FILE PHOTO: A man counts U.S. dollar banknotes next to Lebanese pounds at a currency exchange shop in Beirut, Lebanon April 24, 2020. REUTERS/Mohamed Azakir/File Photo

Officials seem to be playing a wait-and-see game. Sources at the foreign ministry confirmed that the situation in Lebanon is being monitored, but were unable to say if any specific plans are being made. Nicholas Paris, a senior officer with the Civil Defence, told the Sunday Mail that long-term plans have always been in place for the evacuation through Cyprus of potentially large numbers arriving from the Middle East – though of course ‘evacuation’ implies that the island would be a transit point, as opposed to a long-term destination.

The Embassy of Lebanon in Nicosia was also rather tight-lipped, informing us that Lebanese diplomats abroad are not authorised to give any interviews at this time.

Then again, many Lebanese in Cyprus seem unconvinced that an exodus is imminent – mostly because their countrymen don’t have money in their pockets to arrive and settle down legally (even if Covid hadn’t closed the airports) and, unlike the Syrian refugees piling into rickety boats, are temperamentally averse to arriving illegally.

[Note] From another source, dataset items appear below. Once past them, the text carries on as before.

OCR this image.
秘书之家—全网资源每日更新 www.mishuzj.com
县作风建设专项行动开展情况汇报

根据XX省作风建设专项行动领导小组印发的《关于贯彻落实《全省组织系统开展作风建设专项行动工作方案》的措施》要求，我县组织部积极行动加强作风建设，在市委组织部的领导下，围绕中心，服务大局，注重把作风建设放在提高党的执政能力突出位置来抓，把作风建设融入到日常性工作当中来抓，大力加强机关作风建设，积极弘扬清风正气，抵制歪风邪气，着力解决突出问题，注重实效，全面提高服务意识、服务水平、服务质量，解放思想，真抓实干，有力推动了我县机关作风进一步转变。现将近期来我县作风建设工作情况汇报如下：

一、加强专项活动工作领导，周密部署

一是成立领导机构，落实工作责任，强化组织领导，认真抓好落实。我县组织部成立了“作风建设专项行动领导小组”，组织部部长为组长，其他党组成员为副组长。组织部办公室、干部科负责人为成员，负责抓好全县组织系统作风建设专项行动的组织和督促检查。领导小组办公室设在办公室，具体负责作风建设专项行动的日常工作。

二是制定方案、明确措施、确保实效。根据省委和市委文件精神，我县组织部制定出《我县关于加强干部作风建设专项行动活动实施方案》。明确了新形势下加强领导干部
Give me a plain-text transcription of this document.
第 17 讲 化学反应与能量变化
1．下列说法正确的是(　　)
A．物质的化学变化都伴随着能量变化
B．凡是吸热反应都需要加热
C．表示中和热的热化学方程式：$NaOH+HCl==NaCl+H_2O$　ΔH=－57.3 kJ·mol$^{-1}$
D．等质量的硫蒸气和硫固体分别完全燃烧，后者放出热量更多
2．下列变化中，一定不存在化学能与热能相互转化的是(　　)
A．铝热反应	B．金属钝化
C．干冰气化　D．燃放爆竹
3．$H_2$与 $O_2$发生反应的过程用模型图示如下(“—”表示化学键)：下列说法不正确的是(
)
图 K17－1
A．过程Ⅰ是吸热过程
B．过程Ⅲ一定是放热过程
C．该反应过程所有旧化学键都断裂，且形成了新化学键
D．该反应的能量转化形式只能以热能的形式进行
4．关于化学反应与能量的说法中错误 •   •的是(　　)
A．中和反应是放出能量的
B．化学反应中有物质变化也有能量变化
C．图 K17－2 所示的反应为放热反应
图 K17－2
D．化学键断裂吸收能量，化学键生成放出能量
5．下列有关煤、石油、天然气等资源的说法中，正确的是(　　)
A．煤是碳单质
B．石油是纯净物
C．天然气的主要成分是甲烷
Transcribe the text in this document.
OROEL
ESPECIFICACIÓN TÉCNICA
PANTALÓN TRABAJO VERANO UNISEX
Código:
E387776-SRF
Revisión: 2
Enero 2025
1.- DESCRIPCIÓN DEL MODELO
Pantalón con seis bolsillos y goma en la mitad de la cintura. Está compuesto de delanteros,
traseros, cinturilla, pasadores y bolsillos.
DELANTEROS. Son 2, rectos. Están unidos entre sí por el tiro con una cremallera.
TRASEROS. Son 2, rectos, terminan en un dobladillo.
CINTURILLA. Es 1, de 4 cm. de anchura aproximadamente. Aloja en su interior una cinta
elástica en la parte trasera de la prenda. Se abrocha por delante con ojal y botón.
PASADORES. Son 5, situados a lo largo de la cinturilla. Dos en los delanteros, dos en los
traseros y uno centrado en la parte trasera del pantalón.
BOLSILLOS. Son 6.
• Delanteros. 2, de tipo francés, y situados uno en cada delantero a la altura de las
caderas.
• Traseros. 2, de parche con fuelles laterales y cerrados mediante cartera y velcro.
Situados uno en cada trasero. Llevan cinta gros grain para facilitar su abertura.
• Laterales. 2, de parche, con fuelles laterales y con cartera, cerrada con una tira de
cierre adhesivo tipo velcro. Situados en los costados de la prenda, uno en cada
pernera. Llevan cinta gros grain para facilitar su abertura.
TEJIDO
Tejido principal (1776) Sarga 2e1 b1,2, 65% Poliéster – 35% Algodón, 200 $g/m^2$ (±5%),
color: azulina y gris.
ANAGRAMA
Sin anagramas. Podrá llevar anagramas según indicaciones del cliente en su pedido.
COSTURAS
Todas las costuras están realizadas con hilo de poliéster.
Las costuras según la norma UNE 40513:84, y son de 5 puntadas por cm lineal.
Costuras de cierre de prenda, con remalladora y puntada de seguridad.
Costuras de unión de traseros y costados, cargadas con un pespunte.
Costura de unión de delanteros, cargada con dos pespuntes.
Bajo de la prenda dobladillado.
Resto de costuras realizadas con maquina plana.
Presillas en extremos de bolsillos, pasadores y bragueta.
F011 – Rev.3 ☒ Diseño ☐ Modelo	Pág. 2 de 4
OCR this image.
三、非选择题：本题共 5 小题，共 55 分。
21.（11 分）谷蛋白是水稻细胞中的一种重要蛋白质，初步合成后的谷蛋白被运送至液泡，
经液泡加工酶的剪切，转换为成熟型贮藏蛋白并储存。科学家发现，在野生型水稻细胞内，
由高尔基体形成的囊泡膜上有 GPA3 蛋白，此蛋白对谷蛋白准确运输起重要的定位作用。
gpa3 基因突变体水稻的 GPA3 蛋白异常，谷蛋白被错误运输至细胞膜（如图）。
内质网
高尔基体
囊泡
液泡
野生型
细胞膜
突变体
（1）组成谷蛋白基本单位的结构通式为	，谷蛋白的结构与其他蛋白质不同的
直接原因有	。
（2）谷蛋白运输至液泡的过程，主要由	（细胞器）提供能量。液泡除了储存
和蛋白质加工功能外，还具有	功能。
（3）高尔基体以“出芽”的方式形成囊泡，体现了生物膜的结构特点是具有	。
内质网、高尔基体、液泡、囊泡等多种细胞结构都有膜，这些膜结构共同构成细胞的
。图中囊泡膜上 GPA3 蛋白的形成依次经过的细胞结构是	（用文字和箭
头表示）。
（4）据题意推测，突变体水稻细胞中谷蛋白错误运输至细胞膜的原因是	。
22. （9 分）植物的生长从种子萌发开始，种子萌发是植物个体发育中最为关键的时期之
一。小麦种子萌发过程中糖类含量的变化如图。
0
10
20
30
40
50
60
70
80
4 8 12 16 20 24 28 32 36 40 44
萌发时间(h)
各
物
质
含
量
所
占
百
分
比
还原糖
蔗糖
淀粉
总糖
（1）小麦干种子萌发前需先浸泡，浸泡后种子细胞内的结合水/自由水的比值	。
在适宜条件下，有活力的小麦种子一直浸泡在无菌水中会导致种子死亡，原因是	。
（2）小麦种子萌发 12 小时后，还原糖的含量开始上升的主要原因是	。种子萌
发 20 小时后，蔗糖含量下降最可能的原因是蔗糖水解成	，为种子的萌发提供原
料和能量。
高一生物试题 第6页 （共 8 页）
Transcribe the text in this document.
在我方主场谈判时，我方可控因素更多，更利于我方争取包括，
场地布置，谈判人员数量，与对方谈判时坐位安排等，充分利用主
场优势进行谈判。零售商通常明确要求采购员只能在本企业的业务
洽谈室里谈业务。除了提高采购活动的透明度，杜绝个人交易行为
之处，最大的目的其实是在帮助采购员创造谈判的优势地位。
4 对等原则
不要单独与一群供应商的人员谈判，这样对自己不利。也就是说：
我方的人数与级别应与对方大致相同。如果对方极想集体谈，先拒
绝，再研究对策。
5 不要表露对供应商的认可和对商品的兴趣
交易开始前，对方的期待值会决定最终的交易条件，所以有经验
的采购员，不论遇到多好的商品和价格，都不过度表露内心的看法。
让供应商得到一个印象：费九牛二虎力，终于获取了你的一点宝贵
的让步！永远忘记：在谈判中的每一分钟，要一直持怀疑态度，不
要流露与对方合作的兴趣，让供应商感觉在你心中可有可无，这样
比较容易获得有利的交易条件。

“[The Lebanese] still have their pride,” says Saleh, with a touch of sadness.

Forty-eight-year-old Samer Hijazi, who’s been working in Cyprus for the past 10 years, agrees – though he’s unconvinced that the situation is as dire as has been claimed. “I can send you a video of Louis Vuitton,” he says, referring to the famously chic boutique in Beirut: “It’s open and it’s working very well, and there’s a queue in front of it!”

The trouble seems to be that Lebanon is a very unequal society. A large proportion were desperately poor even before the crisis, and are now even poorer. A rotten system – which included keeping the dollar exchange rate artificially low – has now collapsed. “This is the new reality,” agrees Hijazi. “But not famine.”

Then again, Lebanon is “not like a normal country,” adds Hijazi – who, as a middle-aged man from south Lebanon, spent almost his entire childhood and youth surviving one conflict after another. “Those people survived lots of wars, they lived without water, without electricity. They find ways… We survive. Some people didn’t, but we got used to it. We don’t panic.”

Hopefully, that resilience will see them through this new crisis – though of course there are also larger forces at play, from the pandemic to the power struggle between Iran and Saudi Arabia whose ripples have engulfed the whole Middle East from Beirut to Aden. Even Hijazi, whose outlook is generally positive, turns sombre when he thinks about his homeland.

“Now we feel like we are the people on the raft,” he says, speaking of himself and his fellow Lebanese in Cyprus. “Like there’s a shipwreck, and you are the one on the raft,” floating nearby and watching the ship go down. “This is our feeling.”